Questi episodi sono gustosi e suscitano l’ilarità e la complicità dei presenti e si chiudono con risatine compiaciute a stento (stento?) trattenute del buon din don.
Forse solo a me viene da domandarmi se sia molto ecumenico prendersi beffe di qualcuno che (può aver avuto i suoi torti, ma) non è presente.

La presentazione è tanto affabile quanto breve, forse un pubblico maggiore avrebbe meritato e sarebbe stata gratificata da una prolusione più lunga, ma tant’è.
In chiusura, una nuova preghiera che culmina con una benedizione urbi et orbi con le enormi mani di din don M. (ve l’avevo detto che le mani erano enormi) che fendono ed offendono l’aria. L’effetto è quanto mai scenografico, perché il mulinare del benedicente fende ed offende l’aria: le copertine e le pagine dei libri vorticano ed alcuni libri che non riescono a restare aggrappati agli scaffali cadono rovinosamente e rumorosamente per terra.

Proprio mentre stiamo per intonare l'osanna, sento trillare allegramente il jingle della suoneria di un cellulare che gorgheggia l'inno, nostalgico, della 10.ma MAS. Non ci si può sbagliare: è arrivato il fratellone di Antonello!

All’uscita don M. mi omaggia di una copia del libro con tanto di dedica a padre Pio ed io ringrazio: mi rendo conto di aver bisogno di un santo in paradiso!

Io, adeguandomi allo spirito che pervade la serata, per non essere da meno e per cercare di recuperare qualche punto sul mio personalissimo cartellino (san Rino Tomasi docet), chiedo, uscendo, al gentile commesso se esista un libro dedicato a s.
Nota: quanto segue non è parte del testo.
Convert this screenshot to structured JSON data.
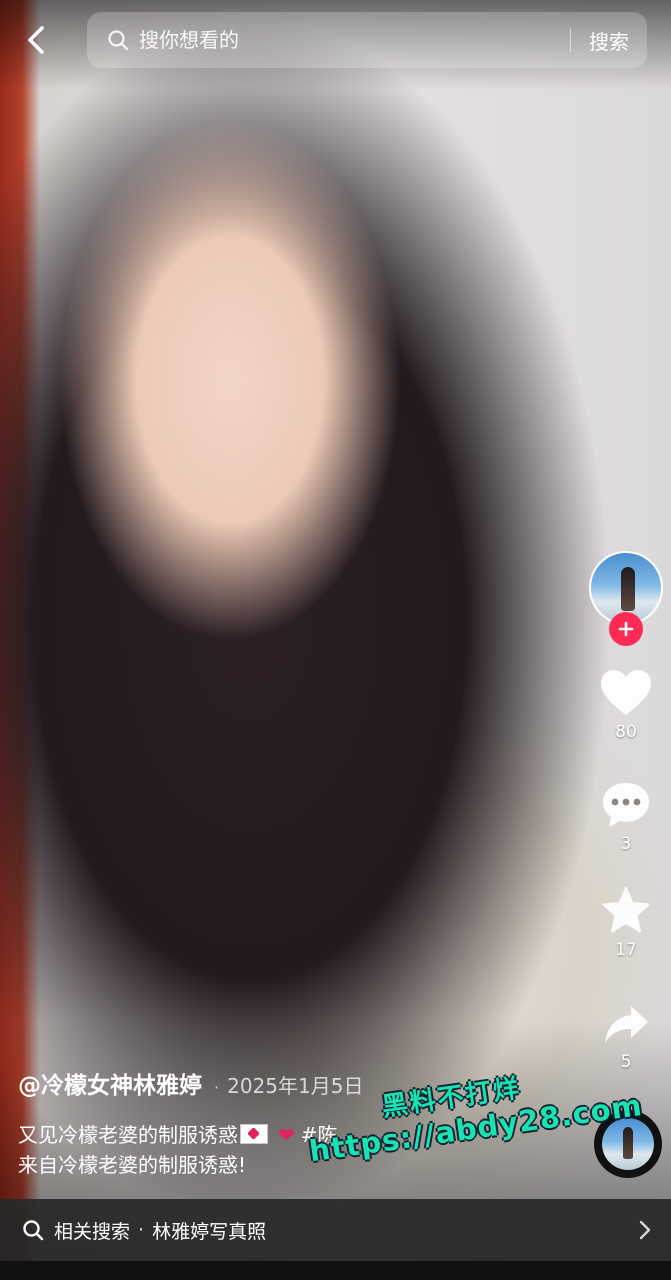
{
  "search": {
    "placeholder": "搜你想看的",
    "button_label": "搜索"
  },
  "actions": {
    "like_count": "80",
    "comment_count": "3",
    "favorite_count": "17",
    "share_count": "5"
  },
  "post": {
    "author": "@冷檬女神林雅婷",
    "separator": "·",
    "date": "2025年1月5日",
    "caption_line1_text": "又见冷檬老婆的制服诱惑",
    "caption_hashtag": "#陈",
    "caption_line2": "来自冷檬老婆的制服诱惑!"
  },
  "watermark": {
    "top": "黑料不打烊",
    "url": "https://abdy28.com"
  },
  "related_search": {
    "label": "相关搜索",
    "separator": "·",
    "term": "林雅婷写真照"
  },
  "colors": {
    "accent": "#fe2c55",
    "watermark": "#19e3b1"
  },
  "icons": [
    "back-arrow-icon",
    "search-icon",
    "plus-icon",
    "heart-icon",
    "comment-icon",
    "star-icon",
    "share-icon",
    "chevron-right-icon"
  ]
}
Romolo.
Il gentile commesso viene preso in contropiede, si concentra e, fiutando una domanda trabocchetto, sbotta in un risolutivo: “O bella, ma non esiste nessun s. Romolo!”.
Ecco, sono arrivato ad una conclusione, la serata non è andata persa: “Io non esisto!”, e mi risolvo ad un atto rivoluzionario per affermare la mia esistenza: su tutti i calendari che troverò d’ora in avanti s-cancellerò s. Gabriele (l’usurpatore in nome del quale viene negata la mia esistenza) sostituendolo col meno conosciuto - ma non meno nobile d'animo - s. Romolo.

PS: Per quanti fossero interessati esiste anche un paesino dedicato a s. Romolo (non è segnato su tutte le mappe, ma se avete la fortuna di trovare una cartina militare c’é: giusto alle spalle del più noto s. Remo. E’ un paesino piccolo piccolo: ma esiste! Almeno lui.


Forse ho ancora qualche speranza!

(in fondo, la speranza è l'ultima a morire: muore anche lei,... alla fine, ma muore)

NON E` una storia di pura invenzione.